O Min. Sálvio de Figueiredo Teixeira, corifeu das novas reformas processuais, anota que elas vieram para combater “o anacronismo e a morosidade do procedimento ordinário”,cuja atual moldura é a de “uma prestação jurisdicional insatisfatória, porque ineficiente, morosa e ineficaz, sem a desejável efetividade. Daí a razão das reformas processuais.” (in Reforma do Código de Processo Civil, Saraiva, 96, ps. 869 ss.).
Por isso, a antecipação dos efeitos da sentença de mérito, que permanece inaplicada, representa a verdadeira redenção para o Poder Judiciário, cujos membros se sacrificam, trabalhando em condições desumanas, em cima de pilhas de processos.
O preclaro professor Humberto Theodoro Junior preleciona que o novo instituto se justifica pela lentidão da justiça, mesmo diante da possibilidade de sua alteração no julgamento do mérito, porque o princípio do contraditório não existe sozinho mas em função da garantia básica da tutela jurisdicional (in Curso de Direito Processual Civil, 21ª ed. Forense, 1997, Vol. I/369 e 372; Vol. II/609).
A antecipação dos efeitos da sentença, que é um fenômeno processual e não substancial, porque a relação material controvertida continuará indefinida até a sentença final, pode ser concedida em qualquer fase do processo e em qualquer grau de jurisdição, como ensina Nelson Nery Júnior, um dos autores do anteprojeto do Código de Defesa do Consumidor (in Código de Processo Civil Comentado, 2ª ed. RT, 1966, art. 273:23, p. 693)
Antônio Cláudio da Costa Machado salienta a magnitude do alcance social e político da figura da antecipação de tutela, anotando que o fumus boni iuris é o suficiente equivalente da prova inequívoca e relevante fundamento. (Ib., p. 632).

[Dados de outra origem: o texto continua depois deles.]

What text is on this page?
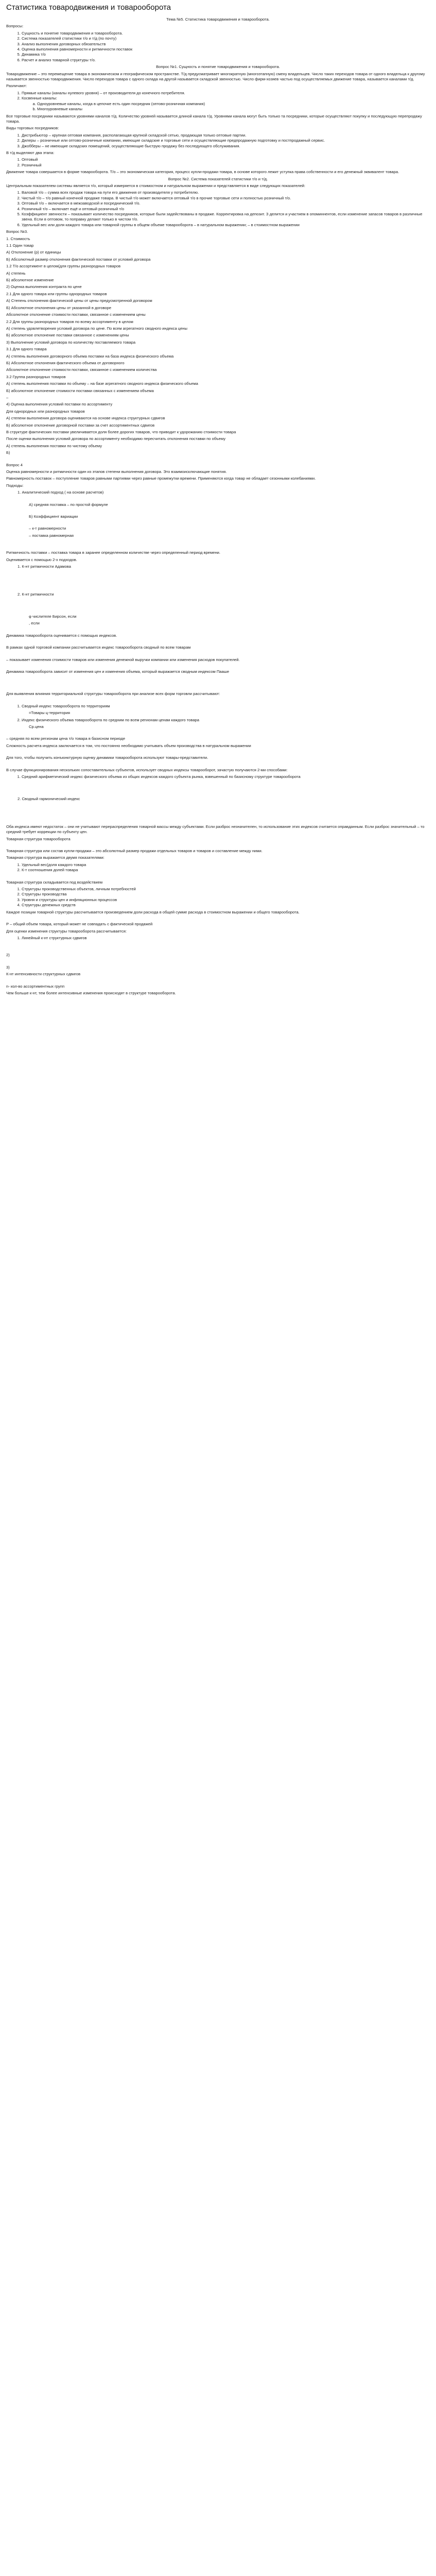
Статистика товародвижения и товарооборота
Тема №5. Статистика товародвижения и товарооборота.
Вопросы:
1. Сущность и понятие товародвижения и товарооборота.
2. Система показателей статистики т/о и т/д (по почту)
3. Анализ выполнения договорных обязательств
4. Оценка выполнения равномерности и ритмичности поставок
5. Динамика т/о
6. Расчет и анализ товарной структуры т/о.
Вопрос №1. Сущность и понятие товародвижения и товарооборота.
Товародвижение – это перемещение товара в экономическом и географическом пространстве. Т/д предусматривает многократную (многоэтапную) смену владельцев. Число таких переходов товара от одного владельца к другому называется звенностью товародвижения. Число переходов товара с одного склада на другой называется складской звенностью. Число фирм-хозяев частью под осуществляемых движение товара, называется каналами т/д.
Различают:
1. Прямые каналы (каналы нулевого уровня) – от производителя до конечного потребителя.
2. Косвенные каналы:
a. Одноуровневые каналы, когда в цепочке есть один посредник (оптово-розничная компания)
b. Многоуровневые каналы
Все торговые посредники называются уровнями каналов т/д. Количество уровней называется длиной канала т/д. Уровнями канала могут быть только та посредники, которые осуществляют покупку и последующую перепродажу товара.
Виды торговых посредников:
1. Дистрибьютор – крупная оптовая компания, располагающая крупной складской сетью, продающая только оптовые партии.
2. Дилеры – розничные или оптово-розничные компании, имеющие складские и торговые сети и осуществляющие предпродажную подготовку и постпродажный сервис.
3. Джобберы – не имеющие складских помещений, осуществляющие быструю продажу без последующего обслуживания.
В т/д выделяют два этапа:
1. Оптовый
2. Розничный
Движение товара совершается в форме товарооборота. Т/о – это экономическая категория, процесс купли-продажи товара, в основе которого лежит уступка права собственности и его денежный эквивалент товара.
Вопрос №2. Система показателей статистики т/о и т/д.
Центральным показателем системы является т/о, который измеряется в стоимостном и натуральном выражении и представляется в виде следующих показателей:
1. Валовой т/о – сумма всех продаж товара на пути его движения от производителя у потребителю.
2. Чистый т/о – т/о равный конечной продаже товара. В чистый т/о может включается оптовый т/о в прочие торговые сети и полностью розничный т/о.
3. Оптовый т/о – включается в межзаводской и посреднический т/о.
4. Розничный т/о – включает ещё и оптовый розничный т/о
5. Коэффициент звенности – показывает количество посредников, которые были задействованы в продаже. Корректировка на депозит. З делится и участием в опоминнентов, если изменение запасов товаров в различные звена. Если в оптовом, то поправку делают только в чистом т/о.
6. Удельный вес или доля каждого товара или товарной группы в общем объеме товарооборота – в натуральном выражении; – в стоимостном выражении
Вопрос №3.
1. Стоимость
1.1 Один товар
А) Отклонение (p) от единицы
Б) Абсолютный размер отклонения фактической поставки от условий договора
1.2 Т/о ассортимент в целом(для группы разнородных товаров
А) степень
Б) абсолютное изменение
2) Оценка выполнения контракта по цене
2.1 Для одного товара или группы однородных товаров
А) Степень отклонения фактической цены от цены предусмотренной договором
Б) Абсолютное отклонения цены от указанной в договоре
Абсолютное отклонение стоимости поставки, связанное с изменением цены
2.2 Для группы разнородных товаров по всему ассортименту в целом
А) степень удовлетворения условий договора по цене. По всем агрегатного сводного индекса цены
Б) абсолютное отклонение поставки связанное с изменениям цены
3) Выполнение условий договора по количеству поставляемого товара
3.1 Для одного товара
А) степень выполнения договорного объема поставки на база индекса физического объема
Б) Абсолютное отклонения фактического объема от договорного
Абсолютное отклонение стоимости поставки, связанное с изменением количества
3.2 Группа разнородных товаров
А) степень выполнения поставки по объему – на базе агрегатного сводного индекса физического объема
Б) абсолютное отклонение стоимости поставки связанных с изменением объема
–
4) Оценка выполнения условий поставки по ассортименту
Для однородных или разнородных товаров
А) степени выполнения договора оцениваются на основе индекса структурных сдвигов
Б) абсолютное отклонение договорной поставки за счет ассортиментных сдвигов
В структуре фактических поставки увеличивается доля более дорогих товаров, что приводит к удорожанию стоимости товара
После оценки выполнения условий договора по ассортименту необходимо пересчитать отклонения поставки по объему
А) степень выполнения поставки по чистому объему
Б)
Вопрос 4
Оценка равномерности и ритмичности один из этапов степени выполнения договора. Это взаимоисключающие понятия.
Равномерность поставок – поступление товаров равными партиями через равные промежутки времени. Применяются когда товар не обладает сезонными колебаниями.
Подходы:
1. Аналитический подход ( на основе расчетов)
А) средняя поставка – по простой формуле
Б) Коэффициент вариации
– к-т равномерности
– поставка равномерная
Ритмичность поставки – поставка товара в заранее определенном количестве через определенный период времени.
Оценивается с помощью 2-х подходов.
1. К-нт ритмичности Адамова
2. К-нт ритмичности
φ числителе Бирсон, если
, если
Динамика товарооборота оценивается с помощью индексов.
В рамках одной торговой компании рассчитывается индекс товарооборота сводный по всем товарам
– показывает изменения стоимости товаров или изменения денежной выручки компании или изменения расходов покупателей.
Динамика товарооборота зависит от изменения цен и изменения объема, который выражается сводным индексом Пааше
Для выявления влияния территориальной структуры товарооборота при анализе всех форм торговли рассчитывают:
1. Сводный индекс товарооборота по территориям
=Товары ц-территория
2. Индекс физического объема товарооборота по средним по всем регионам ценам каждого товара
Ср.цена
– средняя по всем регионам цена т/о товара в базисном периоде
Сложность расчета индекса заключается в том, что постоянно необходимо учитывать объем производства в натуральном выражении
Для того, чтобы получить конъюнктурную оценку динамики товарооборота используют товары-представители.
В случае функционирования нескольких сопоставительных субъектов, использует сводных индексы товарооборот, зачастую получаются 2-ми способами:
1. Средний арифметический индекс физического объема из общих индексов каждого субъекта рынка, взвешенный по базисному структуре товарооборота
2. Сводный гармонический индекс
Оба индекса имеют недостаток – они не учитывают перераспределения товарной массы между субъектами. Если разброс незначителен, то использование этих индексов считается оправданным. Если разброс значительный – то средний требует коррекции по субъекту цен.
Товарная структура товарооборота
Товарная структура или состав купли-продажи – это абсолютный размер продажи отдельных товаров и товаров и составление между ними.
Товарная структура выражается двумя показателями:
1. Удельный вес(доля каждого товара
2. К-т соотношения долей товара
Товарная структура складывается под воздействием
1. Структуры производственных объектов, личным потребностей
2. Структуры производства
3. Уровня и структуры цен и инфляционных процессов
4. Структуры денежных средств
Каждое позиции товарной структуры рассчитывается произведением доли расхода в общей сумме расхода в стоимостном выражении и общего товарооборота.
Р – общий объем товара, который может не совпадать с фактической продажей
Для оценки изменения структуры товарооборота рассчитывается:
1. Линейный к-нт структурных сдвигов
2)
3)
К-нт интенсивности структурных сдвигов
n- кол-во ассортиментных групп
Чем больше к-нт, тем более интенсивные изменения происходят в структуре товарооборота.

O Desembargador Carreira Alvim anota que: “Sempre que houver uma carga de probabilidade suficiente para convencer o julgador da verossimilhança da alegação, tem cabimento a antecipação da tutela, na mesma medida que não tem, se o juiz se convencer do contrário, …”( in Código de Processo Civil Reformado, 2a ed. Del Rey, 1995, p. 110).
Adverte Nelson Nery Junior que a evolução da sociedade impõe a necessidade de tutelas jurídicas diferenciadas, objetivando dar efetividade ao processo, como já ocorre com o Mandado de Segurança, a ação popular, o habeas data, o mandado de injunção, o habeas corpus e a ação civil pública etc (in Revista de Direito do Consumidor 3/49;ibidem, 60/61).
Sustenta TEREZA ARRUDA ALVIM que a doutrina dos timoneiros tem reconhecido que o processo civil tradicional mostrou-se incapaz de atender os reclamos da coletivação do consumo de bens e serviços, tendo o Código de Defesa do Consumidor trouxe “um novo processo civil” (in Revista DIREITO DO CONSUMIDOR n. 10/248, ed. RT 1992).
A Resolução do Conselho Seccional de Minas nº 001/2003, art. 45, estabelece a competência da Comissão de Defesa do Consumidor.
A OAB, desde sua fundação, tem sido o maior tribunal da cidadania na história do país, sempre procurando dar conteúdo ético e moral ao Estado Democrático de Direito. A Seccional de Minas da OAB tem procurado ser fiel a esses objetivos, promovendo convênios e movimentos sócio-jurídicos, representado a OAB perante outras instituições e procurando promover a Justiça, lutando por uma sociedade sem excluídos, pela expansão de direitos fundamentais e sociais, por maior transparência na vida pública, em todos os níveis, entre tantos outros, porque sua ideologia tem sido a defesa da cidadania.
E cidadania é cumprir com obrigações contratuais e sociais, pagar suas contas, incluindo-se os impostos, e exercitar amplamente seus direitos. E assim que se constrói um país sem exclusões, com partilha de tudo para todos e com todos.